Sari Bashi, executive director of Gisha, a group that advocates for lifting Israel’s restrictions on the Gaza Strip, protested the closures in a letter to Israel’s defense minister, saying the timing raised ;serious concern that this is not a travel restriction necessitated by a concrete and weighty security imperative but rather a punitive act aimed at Gaza’s civilian population.’ She called the move ‘a dangerous regression to a policy that violates humanitarian law.'”

You know what else violates humanitarian law? Firing rockets at innocent civilians. It is absurd to believe that there will be no response to a rocket being fired into Israel by Palestine; citizens of Gaza should hope that supplies are the only response Israel plans for the attack.
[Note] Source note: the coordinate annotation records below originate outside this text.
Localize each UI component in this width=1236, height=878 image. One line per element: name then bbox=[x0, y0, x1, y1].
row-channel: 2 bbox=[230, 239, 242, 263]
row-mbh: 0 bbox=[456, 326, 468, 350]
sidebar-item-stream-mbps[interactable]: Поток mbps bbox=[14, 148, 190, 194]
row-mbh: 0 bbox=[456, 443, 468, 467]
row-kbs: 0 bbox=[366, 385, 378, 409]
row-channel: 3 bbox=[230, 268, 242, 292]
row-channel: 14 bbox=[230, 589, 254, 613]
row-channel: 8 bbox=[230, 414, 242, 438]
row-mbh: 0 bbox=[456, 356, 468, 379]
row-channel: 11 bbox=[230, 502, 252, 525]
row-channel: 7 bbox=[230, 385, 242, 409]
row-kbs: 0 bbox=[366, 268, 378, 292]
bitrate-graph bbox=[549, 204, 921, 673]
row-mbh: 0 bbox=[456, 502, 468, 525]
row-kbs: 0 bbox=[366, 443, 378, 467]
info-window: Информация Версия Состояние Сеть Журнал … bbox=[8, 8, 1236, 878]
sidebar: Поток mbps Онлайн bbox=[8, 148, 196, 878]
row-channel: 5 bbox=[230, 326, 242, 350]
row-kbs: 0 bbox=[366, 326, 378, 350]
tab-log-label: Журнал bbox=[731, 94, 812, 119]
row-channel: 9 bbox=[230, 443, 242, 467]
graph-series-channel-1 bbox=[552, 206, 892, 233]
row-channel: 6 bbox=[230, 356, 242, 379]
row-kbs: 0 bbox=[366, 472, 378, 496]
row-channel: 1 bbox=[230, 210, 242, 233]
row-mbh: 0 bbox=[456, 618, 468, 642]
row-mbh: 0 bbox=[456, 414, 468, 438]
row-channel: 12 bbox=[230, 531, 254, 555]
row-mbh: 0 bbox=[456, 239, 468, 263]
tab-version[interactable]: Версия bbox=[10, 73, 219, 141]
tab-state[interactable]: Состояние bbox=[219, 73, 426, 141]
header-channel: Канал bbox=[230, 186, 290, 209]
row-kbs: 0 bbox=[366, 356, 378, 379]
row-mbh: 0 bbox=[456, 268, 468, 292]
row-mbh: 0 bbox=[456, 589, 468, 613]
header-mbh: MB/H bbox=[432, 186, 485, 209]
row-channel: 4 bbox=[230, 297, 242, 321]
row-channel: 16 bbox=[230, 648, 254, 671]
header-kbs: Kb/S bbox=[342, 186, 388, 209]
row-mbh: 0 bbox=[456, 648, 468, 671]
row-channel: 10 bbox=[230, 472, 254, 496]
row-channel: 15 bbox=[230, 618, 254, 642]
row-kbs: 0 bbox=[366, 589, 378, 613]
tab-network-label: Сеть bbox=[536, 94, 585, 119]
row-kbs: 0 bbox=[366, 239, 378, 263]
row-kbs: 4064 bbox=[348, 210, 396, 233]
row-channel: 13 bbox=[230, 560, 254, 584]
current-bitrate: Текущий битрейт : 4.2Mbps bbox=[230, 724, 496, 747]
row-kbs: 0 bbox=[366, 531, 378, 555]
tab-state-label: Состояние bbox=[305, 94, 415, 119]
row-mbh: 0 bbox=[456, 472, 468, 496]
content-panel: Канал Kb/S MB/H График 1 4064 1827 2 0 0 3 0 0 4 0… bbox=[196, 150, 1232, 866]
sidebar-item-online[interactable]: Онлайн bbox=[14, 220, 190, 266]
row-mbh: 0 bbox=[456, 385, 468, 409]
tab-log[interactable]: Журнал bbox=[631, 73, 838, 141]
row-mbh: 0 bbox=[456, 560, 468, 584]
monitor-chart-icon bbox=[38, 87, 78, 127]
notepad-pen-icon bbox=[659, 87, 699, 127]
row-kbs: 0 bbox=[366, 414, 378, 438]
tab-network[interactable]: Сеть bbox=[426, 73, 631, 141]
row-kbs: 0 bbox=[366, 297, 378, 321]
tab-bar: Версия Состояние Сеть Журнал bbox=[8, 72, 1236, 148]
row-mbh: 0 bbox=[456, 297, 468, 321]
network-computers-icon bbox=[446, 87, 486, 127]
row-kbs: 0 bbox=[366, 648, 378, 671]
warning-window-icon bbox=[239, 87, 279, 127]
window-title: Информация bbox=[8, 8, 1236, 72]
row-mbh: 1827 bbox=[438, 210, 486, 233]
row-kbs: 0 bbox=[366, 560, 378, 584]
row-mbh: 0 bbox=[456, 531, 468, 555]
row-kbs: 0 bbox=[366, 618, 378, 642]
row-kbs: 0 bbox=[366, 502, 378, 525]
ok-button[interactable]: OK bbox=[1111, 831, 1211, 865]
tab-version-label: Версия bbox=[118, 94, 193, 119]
“President Shimon Peres, who was visiting southern Israel on a previously scheduled tour, said, ‘Quiet will be met with quiet; missiles will be met with a response.’

‘I believe both sides have a deep interest in lowering the flames,’ Mr. Peres added.”

Palestinians can claim humanitarian grievances, but if they continue to pursues actions  that are likely to lead to open warfare, their words will remain hollow. Any chance of a real two-state negotiated settlement between Israel and Palestine requires trust between the two sides, but also the ability for The Palestinian Authority to keep factions such as Hamas and Fatah under control (not the other way around). A ceasefire also requires a certain admission of past wrongdoings (so they do not occur again); the fact the Palestinians routinely break cease-fires and continue to blame Israeli’s is a microcosm of the larger intractable Israeli-Palestinian conflict.

“There has not been one rocket fired from Gaza since the operation, and the recalcitrant organizations were there all the time,” he said. “Now it is proven that the organizations can’t fire unless Hamas lets them.”

Adnan Damiri, a spokesman for the Palestinian security services in the West Bank, accused Hamas of wanting “to make chaos in the Palestinian territories” and working against the Palestinian Authority and its security force.”

It is unclear whether this is a tactic to shift blame from the Palestinian Authority to Hamas / Fatah, or whether a rift truly exists between the two. Either way, it is the responsibility of the Palestinian Authority (with the help of the international community if need be, Palestine recently secured “observer state” status at the U.N.) to control factions within its own borders. How can the Palestinian Authority believe it can agree to a meaningful two state solution (the organizations state goal) if it cannot even control security issues within it’s country?